Apple neatly navigates prospects through the components of their site. They kindly inquire whether or not a user is ready to start her search before directing her away from a slightly sparse explanation of life at Apple and toward openings. The layout of the job search page echoes the simple elegance of an Apple product, with the descriptions fading in and out to the right of the list of jobs as the user opens and closes each one. The user can filter by a variety of parameters, with the results updating on-click. Because of the clean layout and the emphasis on filtering (the filtering component takes up half of the page), the volume of jobs seems less daunting and the site more usable.

Birchbox

birchbox
Birchbox disrupts the cosmetics and ecommerce industry by sending users awell-priced, monthly package of goodies. The career page advertises a warm, happy culture with a team video, stresses engineering with both a “life @ Birchbox” and a “tech @ Birchbox” section. It displays the “job openings” link on the left hand column with the list just one click away. The job details are descriptive, expandable and collapsible, the caveat being a lack of job filters.

LocalOn

Localon
LocalOn is a website and marketing platform for small businesses and one of the 10 hottest startups on AngelList.
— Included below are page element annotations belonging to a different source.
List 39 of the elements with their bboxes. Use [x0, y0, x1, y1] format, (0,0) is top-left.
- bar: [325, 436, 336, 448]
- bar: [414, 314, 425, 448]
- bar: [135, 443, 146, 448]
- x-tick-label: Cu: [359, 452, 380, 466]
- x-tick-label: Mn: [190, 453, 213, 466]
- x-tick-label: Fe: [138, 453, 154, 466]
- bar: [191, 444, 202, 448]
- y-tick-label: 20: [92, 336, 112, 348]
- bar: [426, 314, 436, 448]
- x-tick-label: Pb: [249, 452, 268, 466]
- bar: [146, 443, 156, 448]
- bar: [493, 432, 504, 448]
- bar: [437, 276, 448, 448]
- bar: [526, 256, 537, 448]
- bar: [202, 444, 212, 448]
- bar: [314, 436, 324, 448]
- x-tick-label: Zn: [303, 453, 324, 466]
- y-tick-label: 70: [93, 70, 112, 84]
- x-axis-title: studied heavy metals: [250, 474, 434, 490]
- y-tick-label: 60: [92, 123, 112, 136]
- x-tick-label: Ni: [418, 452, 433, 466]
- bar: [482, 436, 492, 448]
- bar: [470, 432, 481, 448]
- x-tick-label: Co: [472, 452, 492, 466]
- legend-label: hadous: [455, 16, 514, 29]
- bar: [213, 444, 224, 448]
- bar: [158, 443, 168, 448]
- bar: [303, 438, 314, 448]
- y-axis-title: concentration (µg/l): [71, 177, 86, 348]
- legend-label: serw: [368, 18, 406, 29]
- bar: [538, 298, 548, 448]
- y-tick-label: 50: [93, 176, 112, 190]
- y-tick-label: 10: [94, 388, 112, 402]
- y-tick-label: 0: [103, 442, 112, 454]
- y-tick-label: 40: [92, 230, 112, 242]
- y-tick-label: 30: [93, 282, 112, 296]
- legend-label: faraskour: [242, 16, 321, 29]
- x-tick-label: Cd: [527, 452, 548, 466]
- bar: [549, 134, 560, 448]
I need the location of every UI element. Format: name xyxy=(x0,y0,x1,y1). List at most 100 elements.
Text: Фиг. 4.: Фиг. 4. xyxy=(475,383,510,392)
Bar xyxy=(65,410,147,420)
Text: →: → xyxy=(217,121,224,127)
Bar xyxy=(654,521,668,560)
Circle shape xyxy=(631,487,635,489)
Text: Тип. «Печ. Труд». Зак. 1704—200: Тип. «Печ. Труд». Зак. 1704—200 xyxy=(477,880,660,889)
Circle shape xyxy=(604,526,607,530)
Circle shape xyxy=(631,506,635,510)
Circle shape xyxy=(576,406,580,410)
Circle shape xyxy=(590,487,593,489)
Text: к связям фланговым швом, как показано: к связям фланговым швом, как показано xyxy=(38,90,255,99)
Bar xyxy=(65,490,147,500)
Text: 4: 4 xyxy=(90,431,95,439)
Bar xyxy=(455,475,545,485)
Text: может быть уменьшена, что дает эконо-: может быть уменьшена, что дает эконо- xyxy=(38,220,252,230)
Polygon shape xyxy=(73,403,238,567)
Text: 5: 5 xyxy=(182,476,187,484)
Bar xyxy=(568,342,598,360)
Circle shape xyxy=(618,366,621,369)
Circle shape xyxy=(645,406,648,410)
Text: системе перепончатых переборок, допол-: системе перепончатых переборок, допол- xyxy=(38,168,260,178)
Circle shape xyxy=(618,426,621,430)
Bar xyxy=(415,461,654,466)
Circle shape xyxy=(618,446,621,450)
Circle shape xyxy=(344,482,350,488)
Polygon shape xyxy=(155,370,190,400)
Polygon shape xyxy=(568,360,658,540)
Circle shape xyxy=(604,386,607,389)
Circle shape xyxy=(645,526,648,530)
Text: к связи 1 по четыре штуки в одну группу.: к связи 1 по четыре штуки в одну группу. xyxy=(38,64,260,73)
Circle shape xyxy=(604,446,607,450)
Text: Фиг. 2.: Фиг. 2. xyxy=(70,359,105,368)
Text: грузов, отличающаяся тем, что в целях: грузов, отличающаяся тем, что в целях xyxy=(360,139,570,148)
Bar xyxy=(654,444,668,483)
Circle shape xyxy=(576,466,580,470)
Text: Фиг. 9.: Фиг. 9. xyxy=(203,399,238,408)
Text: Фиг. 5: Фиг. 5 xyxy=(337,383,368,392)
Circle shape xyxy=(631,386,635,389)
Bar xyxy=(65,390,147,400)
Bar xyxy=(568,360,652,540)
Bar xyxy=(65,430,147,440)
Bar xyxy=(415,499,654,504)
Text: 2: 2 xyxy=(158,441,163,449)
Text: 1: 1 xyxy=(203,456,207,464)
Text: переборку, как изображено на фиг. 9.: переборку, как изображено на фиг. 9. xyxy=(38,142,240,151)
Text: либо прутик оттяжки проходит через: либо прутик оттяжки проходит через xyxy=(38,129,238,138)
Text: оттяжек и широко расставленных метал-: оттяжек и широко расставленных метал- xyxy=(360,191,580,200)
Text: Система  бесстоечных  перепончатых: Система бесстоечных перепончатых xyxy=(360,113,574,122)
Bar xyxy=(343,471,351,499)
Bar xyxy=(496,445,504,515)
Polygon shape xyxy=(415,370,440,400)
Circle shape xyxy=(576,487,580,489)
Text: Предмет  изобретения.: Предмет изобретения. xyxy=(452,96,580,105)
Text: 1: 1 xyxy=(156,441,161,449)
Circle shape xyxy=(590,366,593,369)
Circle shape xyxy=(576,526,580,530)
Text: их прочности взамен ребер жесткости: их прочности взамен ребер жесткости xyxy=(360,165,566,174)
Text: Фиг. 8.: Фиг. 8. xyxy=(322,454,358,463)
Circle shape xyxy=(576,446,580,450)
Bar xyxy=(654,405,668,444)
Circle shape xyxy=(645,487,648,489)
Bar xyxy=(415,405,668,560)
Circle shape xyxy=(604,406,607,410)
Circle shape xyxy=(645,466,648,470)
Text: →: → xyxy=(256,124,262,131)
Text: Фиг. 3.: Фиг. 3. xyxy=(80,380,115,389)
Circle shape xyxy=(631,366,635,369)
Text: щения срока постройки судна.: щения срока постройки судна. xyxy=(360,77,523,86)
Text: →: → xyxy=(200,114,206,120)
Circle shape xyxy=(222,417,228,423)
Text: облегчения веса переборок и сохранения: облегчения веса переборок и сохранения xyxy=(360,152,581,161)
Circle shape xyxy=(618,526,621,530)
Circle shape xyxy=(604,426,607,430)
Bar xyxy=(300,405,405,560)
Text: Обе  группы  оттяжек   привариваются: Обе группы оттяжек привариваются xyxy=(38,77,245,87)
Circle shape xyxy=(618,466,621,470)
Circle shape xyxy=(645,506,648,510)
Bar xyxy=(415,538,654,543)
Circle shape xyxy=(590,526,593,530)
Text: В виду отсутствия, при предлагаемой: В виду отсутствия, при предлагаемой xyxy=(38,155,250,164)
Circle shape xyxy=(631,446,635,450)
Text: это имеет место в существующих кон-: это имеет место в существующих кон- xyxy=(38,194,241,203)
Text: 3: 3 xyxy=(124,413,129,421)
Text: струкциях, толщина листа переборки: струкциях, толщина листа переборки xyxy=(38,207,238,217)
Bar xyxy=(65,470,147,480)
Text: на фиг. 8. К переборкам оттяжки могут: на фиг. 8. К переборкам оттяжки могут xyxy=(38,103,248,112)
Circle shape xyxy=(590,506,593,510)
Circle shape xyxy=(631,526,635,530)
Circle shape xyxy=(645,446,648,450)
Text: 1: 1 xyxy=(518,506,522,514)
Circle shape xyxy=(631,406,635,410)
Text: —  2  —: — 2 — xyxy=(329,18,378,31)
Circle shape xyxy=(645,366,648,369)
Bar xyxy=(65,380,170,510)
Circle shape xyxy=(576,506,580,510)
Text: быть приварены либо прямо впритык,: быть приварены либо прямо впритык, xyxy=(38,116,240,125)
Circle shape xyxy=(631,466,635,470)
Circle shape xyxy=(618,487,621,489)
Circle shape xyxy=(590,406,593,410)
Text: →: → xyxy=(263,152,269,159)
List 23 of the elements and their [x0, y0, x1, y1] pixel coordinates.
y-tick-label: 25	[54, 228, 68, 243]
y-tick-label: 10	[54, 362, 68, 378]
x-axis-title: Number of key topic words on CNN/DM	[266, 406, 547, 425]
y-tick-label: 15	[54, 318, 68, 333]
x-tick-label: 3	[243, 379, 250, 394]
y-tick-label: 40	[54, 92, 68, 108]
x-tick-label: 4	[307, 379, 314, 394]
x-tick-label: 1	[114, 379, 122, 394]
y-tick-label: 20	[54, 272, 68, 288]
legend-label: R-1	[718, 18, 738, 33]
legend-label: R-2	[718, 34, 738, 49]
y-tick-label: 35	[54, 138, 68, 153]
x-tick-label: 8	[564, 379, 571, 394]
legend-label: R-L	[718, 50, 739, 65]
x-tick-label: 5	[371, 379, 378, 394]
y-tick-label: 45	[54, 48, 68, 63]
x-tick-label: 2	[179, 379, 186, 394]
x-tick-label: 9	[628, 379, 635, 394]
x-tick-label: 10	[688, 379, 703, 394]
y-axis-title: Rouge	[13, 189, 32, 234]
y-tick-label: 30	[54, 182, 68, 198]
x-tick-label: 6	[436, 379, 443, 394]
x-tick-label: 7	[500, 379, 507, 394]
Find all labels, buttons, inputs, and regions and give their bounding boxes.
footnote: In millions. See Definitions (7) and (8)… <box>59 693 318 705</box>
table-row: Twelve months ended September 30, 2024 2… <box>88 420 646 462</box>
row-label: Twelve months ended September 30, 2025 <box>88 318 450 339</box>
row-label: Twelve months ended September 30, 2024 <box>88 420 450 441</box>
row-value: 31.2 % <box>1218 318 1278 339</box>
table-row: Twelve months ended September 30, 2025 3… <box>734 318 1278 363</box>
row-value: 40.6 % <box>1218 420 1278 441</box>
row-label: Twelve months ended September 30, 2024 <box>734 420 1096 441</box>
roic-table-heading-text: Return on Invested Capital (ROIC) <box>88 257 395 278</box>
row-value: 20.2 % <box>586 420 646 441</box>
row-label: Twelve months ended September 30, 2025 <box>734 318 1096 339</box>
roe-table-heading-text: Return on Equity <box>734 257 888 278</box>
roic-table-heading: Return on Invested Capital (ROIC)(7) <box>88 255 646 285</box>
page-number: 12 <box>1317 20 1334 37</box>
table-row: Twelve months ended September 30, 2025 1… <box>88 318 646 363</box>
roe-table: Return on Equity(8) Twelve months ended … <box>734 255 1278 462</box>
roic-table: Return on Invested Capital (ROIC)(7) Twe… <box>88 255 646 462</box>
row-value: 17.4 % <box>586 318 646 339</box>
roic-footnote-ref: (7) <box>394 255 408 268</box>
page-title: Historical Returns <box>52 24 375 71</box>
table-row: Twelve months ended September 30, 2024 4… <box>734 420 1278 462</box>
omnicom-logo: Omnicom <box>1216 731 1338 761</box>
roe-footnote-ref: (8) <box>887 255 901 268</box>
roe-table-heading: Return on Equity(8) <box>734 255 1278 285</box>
While there is at least a “Job Openings” section of the homepage, it merely indicates that LocalOn is looking for “talented engineers” and “UI/UX designers,” instructing those interested to email. It makes no mention of type of language or team culture other than profiling the team members. It seems clear that their focus is not on hiring, but if you are a small startup (LocalOn has 6 employees) who is actively hiring, a little more on role and culture can only help.

Mattermark

mattermark
Mattermark, another top 10 AngelList startup, similarly neglects to outline any open positions. Prompting the job seeker to email them for his next career step suggests a slightly greater awareness of potential employees, though. Like other intriguing startups of this small size, no mention of their technology stack or anticipated positions appears.

Dropbox

dropbox

Dropbox showcases both culture and well-categorized job availabilities on their career page. Their company vibe comes across in the description of benefits and perks as well as the creative doodle at the top of the page. The engineering job descriptions excellently balance the high-level product challenges the engineers face with the specific technologies used. Site usability, descriptiveness and persona merge wonderfully.

A trend in this small sample seems to emerge: the startups with employee sizes ranging in the hundreds oftentimes fared better than those in the thousands or tens. The large corporations don’t describe culture and listings within the same page because of volume of listings, while the AngelList startups might not know enough about what career openings they need. Yet the effects on the site-visitors are still the same: the smaller startups seem unconcerned or as though they aren’t hiring and the larger companies (in some cases) seem like no fun.

If you’re reading this and are at a smaller startup, you care about recruitment. Take the time to muster up whatever you can regarding potential openings at your startup and document the technologies you’re currently using, even if they may change. This paints a clearer picture for talented job seekers and shows you care. If you recruit for a huge enterprise, follow Apple’s lead: use site layout as a way to let your brand permeate through the page. JavaScript makes for less page refreshes and easier navigability. Lastly, when in doubt and if you happen to be in that fortunate middle range, just do what Dropbox does!